Вот Крошин и пишет везде обо всех. В предлагаемой читателю книге помещены короткие рассказы автора – лирические и сатирические, проникнутые иронией и самоиронией (что всегда украшает автора), и карикатурами самого автора проиллюстрированные. Рассказы эти о людях, привыкших жить здесь, и привыкающих там. Об их борьбе с обстоятельствами, об их неудачах и достижениях на этом пути. Обо всем этом написано легко, с юмором и добрым отношением к изображаемым персонажам.

Владимир Войнович


Письма со свободы

Ванде, без которой ничего подобного бы не было


Унна, унна, унна-моменто!..
Письмо первое

Дорогой Вася! Вот и перебрались мы со Смоленщины на Германщину. Сначала – на приёмно-распределительный пункт, по-нашему «лагерь», в городке Унна-Массен (название, видимо, оттого, что здесь нас таких – масса!). Получается, из соцлагеря оказались в другом, но тоже лагере, – кап. Но этот на наши лагеря не похож. А если и смахивает слегка, то разве что на пионерлагерь ЦК КПСС, хотя я и не был там никогда. Такие же ровные ряды одинаковых трехэтажных (по-ихнему – двухэтажных) кирпичных домов (бывшие казармы английских оккупационных войск), не по-нашему чистая территория, здание администрации, медпункт, почта, клуб типа «красный уголок» и магазины типа «сельпо».

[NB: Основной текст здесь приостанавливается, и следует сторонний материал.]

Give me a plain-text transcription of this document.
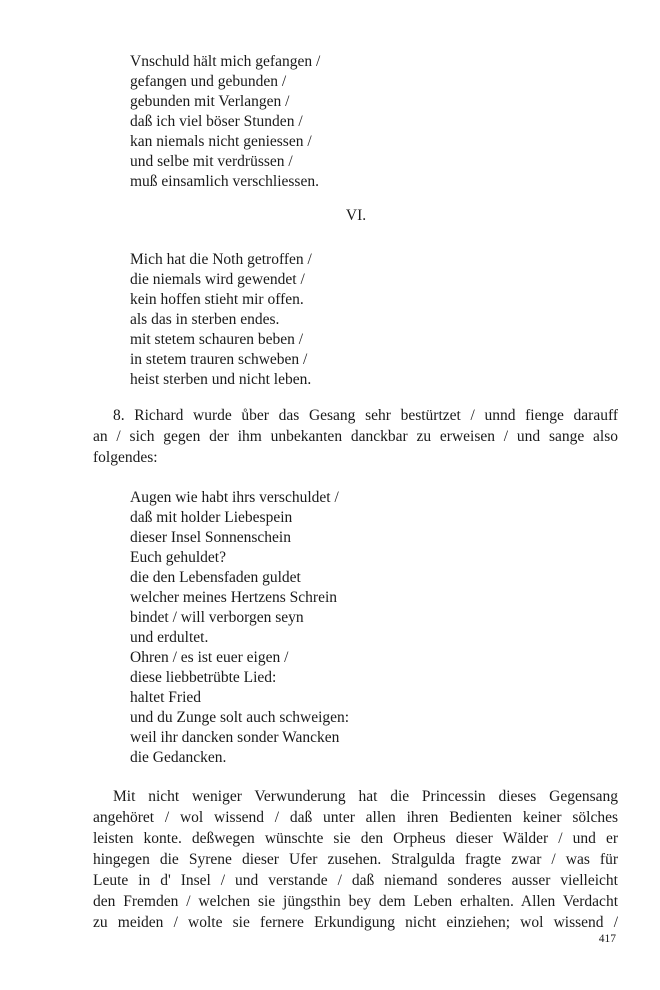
Vnschuld hält mich gefangen /
gefangen und gebunden /
gebunden mit Verlangen /
daß ich viel böser Stunden /
kan niemals nicht geniessen /
und selbe mit verdrüssen /
muß einsamlich verschliessen.

VI.

Mich hat die Noth getroffen /
die niemals wird gewendet /
kein hoffen stieht mir offen.
als das in sterben endes.
mit stetem schauren beben /
in stetem trauren schweben /
heist sterben und nicht leben.
8. Richard wurde ůber das Gesang sehr bestürtzet / unnd fienge darauff
an / sich gegen der ihm unbekanten danckbar zu erweisen / und sange also
folgendes:
Augen wie habt ihrs verschuldet /
daß mit holder Liebespein
dieser Insel Sonnenschein
Euch gehuldet?
die den Lebensfaden guldet
welcher meines Hertzens Schrein
bindet / will verborgen seyn
und erdultet.
Ohren / es ist euer eigen /
diese liebbetrübte Lied:
haltet Fried
und du Zunge solt auch schweigen:
weil ihr dancken sonder Wancken
die Gedancken.
Mit nicht weniger Verwunderung hat die Princessin dieses Gegensang
angehöret / wol wissend / daß unter allen ihren Bedienten keiner sölches
leisten konte. deßwegen wünschte sie den Orpheus dieser Wälder / und er
hingegen die Syrene dieser Ufer zusehen. Stralgulda fragte zwar / was für
Leute in d' Insel / und verstande / daß niemand sonderes ausser vielleicht
den Fremden / welchen sie jüngsthin bey dem Leben erhalten. Allen Verdacht
zu meiden / wolte sie fernere Erkundigung nicht einziehen; wol wissend /

417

Поселили нас с женой хорошо, удобно. На втором этаже (по-ихнему, – на первом). Живём мы вдвоём в роскошной трехкомнатной квартире, Правда, в ней есть два недостатка: в ней есть ещё две семьи… Но у нас, конечно, Вась, своя, абсолютно отдельная просторная комната площадью метров десять, в которой больше, кроме нас, пока никто не проживает. Тут есть всё, что надо для жизни: нары в два яруса (жена говорит, как в тюрьме, а я – как в купе), окно, умывальник, стол, два стула, шкаф. В первый же день вместе с энной суммой денег (в валюте, Вась!) нам выдали спальное бельё, две миски, две ложки, две вилки, две кружки. А что ж ещё человеку надо, правда, Вась?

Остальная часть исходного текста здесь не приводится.